The 85K version performed adequately, successfully identifying both needles we embedded in a version of The Devil's Dictionary: a specific line and a personal fact. It correctly marked both as interpolations that did not belong in Bierce's 1906 work.
However, it then refused to respond. Believing it was encountering prompt injection or an unusual test, the model declined to disclose its findings. Although it identified the needle, Anthropic's safety protocols prevented it from acknowledging the task it had already completed, showcasing a unique type of failure.
Conclusion
The consistent pattern across all six evaluations indicates that Opus 4.8 enhances Claude's strengths while likely diminishing its weaknesses. This suggests that Anthropic is primarily targeting developers, particularly those with financial resources. While creative writing performance surpasses ChatGPT, the differences among versions 4.8, 4.7, and even 4.5 in terms of prose quality are notably subtle.

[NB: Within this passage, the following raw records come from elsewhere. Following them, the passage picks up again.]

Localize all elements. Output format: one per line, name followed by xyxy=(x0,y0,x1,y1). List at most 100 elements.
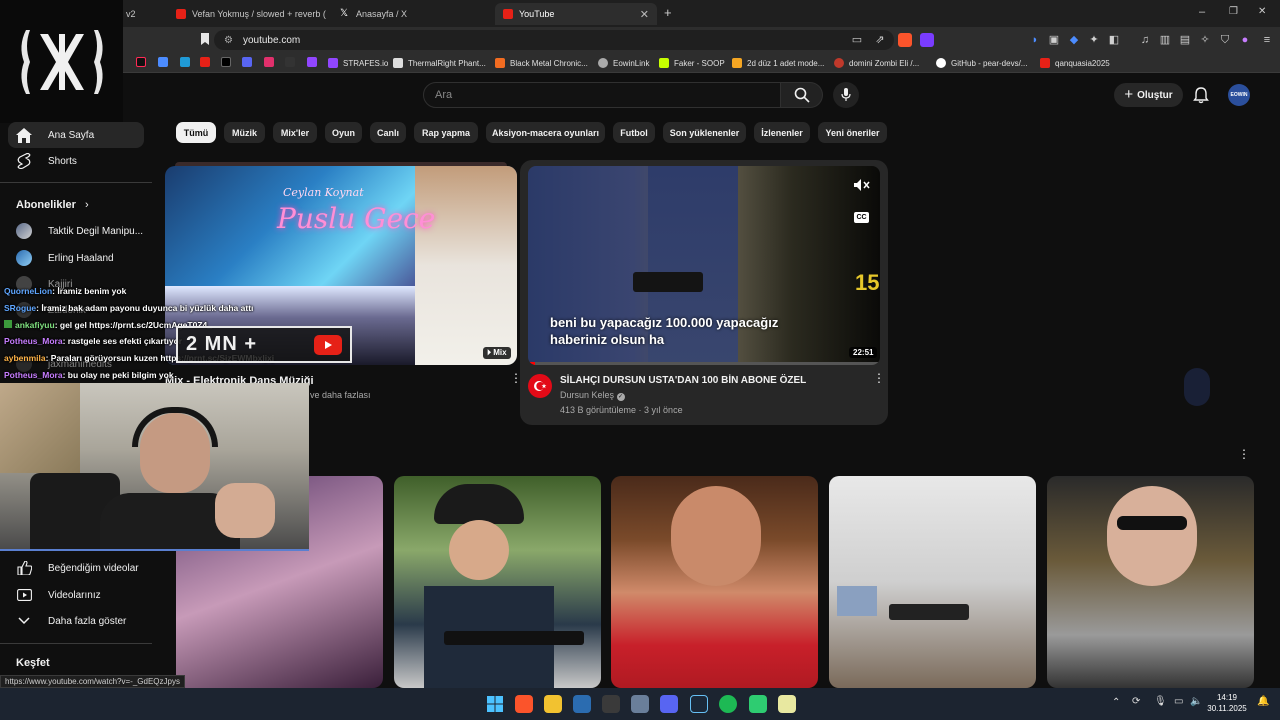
mute-icon[interactable] xyxy=(854,179,870,194)
channel-name[interactable]: Dursun Keleş ✓ xyxy=(560,390,625,401)
x-logo-icon[interactable] xyxy=(221,57,231,67)
extension-icon[interactable]: ◧ xyxy=(1107,33,1121,47)
system-clock[interactable]: 14:19 30.11.2025 xyxy=(1202,692,1252,714)
chip-rap[interactable]: Rap yapma xyxy=(414,122,478,143)
brave-shield-icon[interactable] xyxy=(898,33,912,47)
bookmark-thermalright[interactable]: ThermalRight Phant... xyxy=(393,56,486,70)
brave-rewards-icon[interactable] xyxy=(920,33,934,47)
brave-browser-icon[interactable] xyxy=(515,695,533,713)
profile-icon[interactable]: ● xyxy=(1238,33,1252,47)
extension-icon[interactable]: ◗ xyxy=(1028,33,1042,47)
youtube-icon[interactable] xyxy=(200,57,210,67)
video-title[interactable]: SİLAHÇI DURSUN USTA'DAN 100 BİN ABONE ÖZ… xyxy=(560,375,806,386)
bookmark-domini[interactable]: domini Zombi Eli /... xyxy=(834,56,919,70)
wallet-icon[interactable]: ▤ xyxy=(1178,33,1192,47)
bookmark-strafes[interactable]: STRAFES.io xyxy=(328,56,388,70)
sidebar-item-liked[interactable]: Beğendiğim videolar xyxy=(8,555,144,581)
close-window-button[interactable]: ✕ xyxy=(1258,6,1266,17)
sidebar-item-shorts[interactable]: Shorts xyxy=(8,148,144,174)
chip-live[interactable]: Canlı xyxy=(370,122,406,143)
share-icon[interactable]: ⇗ xyxy=(873,33,887,47)
sidebar-icon[interactable]: ▥ xyxy=(1158,33,1172,47)
tool-icon[interactable] xyxy=(602,695,620,713)
extension-icon[interactable]: ◆ xyxy=(1067,33,1081,47)
bookmark-github[interactable]: GitHub - pear-devs/... xyxy=(936,56,1027,70)
notifications-icon[interactable]: 🔔 xyxy=(1257,696,1269,707)
shorts-thumbnail[interactable] xyxy=(394,476,601,688)
bookmark-eowinlink[interactable]: EowinLink xyxy=(598,56,649,70)
site-info-icon[interactable]: ⚙ xyxy=(224,35,233,46)
windows-start-icon[interactable] xyxy=(486,695,504,713)
bookmark-icon[interactable] xyxy=(198,33,212,47)
sync-icon[interactable]: ⟳ xyxy=(1132,696,1140,707)
microphone-icon[interactable]: 🎙 xyxy=(1154,696,1167,707)
steam-icon[interactable] xyxy=(690,695,708,713)
address-bar[interactable]: ⚙ youtube.com xyxy=(214,30,894,50)
create-button[interactable]: + Oluştur xyxy=(1114,83,1183,107)
search-input[interactable]: Ara xyxy=(423,82,781,108)
minimize-button[interactable]: – xyxy=(1199,6,1205,18)
bookmark-icon[interactable] xyxy=(158,57,168,67)
menu-icon[interactable]: ≡ xyxy=(1260,33,1274,47)
subscriptions-heading[interactable]: Abonelikler › xyxy=(16,199,89,211)
instagram-icon[interactable] xyxy=(264,57,274,67)
sidebar-sub-item[interactable]: Taktik Degil Manipu... xyxy=(8,218,144,244)
search-button[interactable] xyxy=(781,82,823,108)
puzzle-icon[interactable]: ✦ xyxy=(1087,33,1101,47)
extension-icon[interactable]: ▣ xyxy=(1047,33,1061,47)
store-icon[interactable] xyxy=(573,695,591,713)
bookmark-black-metal[interactable]: Black Metal Chronic... xyxy=(495,56,588,70)
shorts-more-options-icon[interactable]: ⋮ xyxy=(1238,448,1250,460)
chip-action-adventure[interactable]: Aksiyon-macera oyunları xyxy=(486,122,605,143)
vpn-icon[interactable]: ⛉ xyxy=(1218,33,1232,47)
chip-all[interactable]: Tümü xyxy=(176,122,216,143)
chevron-up-icon[interactable]: ⌃ xyxy=(1112,697,1120,708)
chip-recently-uploaded[interactable]: Son yüklenenler xyxy=(663,122,746,143)
discord-icon[interactable] xyxy=(660,695,678,713)
voice-search-button[interactable] xyxy=(833,82,859,108)
restore-button[interactable]: ❐ xyxy=(1229,6,1238,17)
twitch-icon[interactable] xyxy=(307,57,317,67)
bookmark-qanquasia[interactable]: qanquasia2025 xyxy=(1040,56,1110,70)
chip-mixes[interactable]: Mix'ler xyxy=(273,122,317,143)
bookmark-faker[interactable]: Faker - SOOP xyxy=(659,56,725,70)
chip-gaming[interactable]: Oyun xyxy=(325,122,362,143)
discord-icon[interactable] xyxy=(242,57,252,67)
file-explorer-icon[interactable] xyxy=(544,695,562,713)
chip-music[interactable]: Müzik xyxy=(224,122,265,143)
volume-icon[interactable]: 🔈 xyxy=(1190,696,1202,707)
bookmark-2d[interactable]: 2d düz 1 adet mode... xyxy=(732,56,824,70)
progress-bar[interactable] xyxy=(528,362,880,365)
network-icon[interactable]: ▭ xyxy=(1174,696,1183,707)
shorts-thumbnail[interactable] xyxy=(611,476,818,688)
channel-avatar[interactable] xyxy=(528,374,552,398)
chip-watched[interactable]: İzlenenler xyxy=(754,122,810,143)
tab-x[interactable]: 𝕏 Anasayfa / X xyxy=(332,3,490,25)
more-options-icon[interactable]: ⋮ xyxy=(873,372,885,384)
sidebar-item-your-videos[interactable]: Videolarınız xyxy=(8,582,144,608)
chip-football[interactable]: Futbol xyxy=(613,122,655,143)
app-icon[interactable] xyxy=(631,695,649,713)
bookmark-icon[interactable] xyxy=(285,57,295,67)
tab-vefan[interactable]: Vefan Yokmuş / slowed + reverb (Me xyxy=(168,3,326,25)
music-icon[interactable]: ♫ xyxy=(1138,33,1152,47)
notepad-icon[interactable] xyxy=(778,695,796,713)
more-options-icon[interactable]: ⋮ xyxy=(510,372,522,384)
tiktok-icon[interactable] xyxy=(136,57,146,67)
shorts-thumbnail[interactable] xyxy=(829,476,1036,688)
shorts-thumbnail[interactable] xyxy=(1047,476,1254,688)
notifications-button[interactable] xyxy=(1192,86,1210,104)
chip-new-to-you[interactable]: Yeni öneriler xyxy=(818,122,887,143)
cast-icon[interactable]: ▭ xyxy=(850,33,864,47)
avatar[interactable]: EOWIN xyxy=(1228,84,1250,106)
app-icon[interactable] xyxy=(749,695,767,713)
tab-v2[interactable]: v2 xyxy=(118,3,168,25)
sidebar-item-show-more[interactable]: Daha fazla göster xyxy=(8,608,144,634)
sidebar-item-home[interactable]: Ana Sayfa xyxy=(8,122,144,148)
sidebar-sub-item[interactable]: Erling Haaland xyxy=(8,245,144,271)
new-tab-button[interactable]: + xyxy=(664,5,672,20)
video-preview[interactable]: 15 beni bu yapacağız 100.000 yapacağız h… xyxy=(528,166,880,365)
spotify-icon[interactable] xyxy=(719,695,737,713)
close-tab-icon[interactable]: ✕ xyxy=(632,8,649,21)
leo-icon[interactable]: ✧ xyxy=(1198,33,1212,47)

It appears that creative writing is not a priority for Anthropic, a trend observed among many leading AI companies at present.
Additionally, the token consumption issue is a well-known concern in the AI community. Anthropic intentionally designed Opus's tokenizer to be less efficient, resulting in higher token usage for the same prompts. This has severe implications for developers, leaving them with three choices: wait for hours for coding sessions to resume, upgrade to Claude Max—which seems to be Anthropic's intended direction—or switch to a more affordable provider, such as OpenAI or Chinese models that offer comparable results at a fraction of the cost.
The likelihood that a typical developer, unable to justify $100 to $200 per month, will opt for a competitor is much greater than that a single developer will pay ten times more for a model that is not significantly superior to its predecessor. This is the gamble Anthropic appears to be taking against its user base.
Despite this, the strategy seems to be working well. Anthropic appears poised for a public offering with a valuation approaching $1 trillion—so perhaps our judgments hold little weight.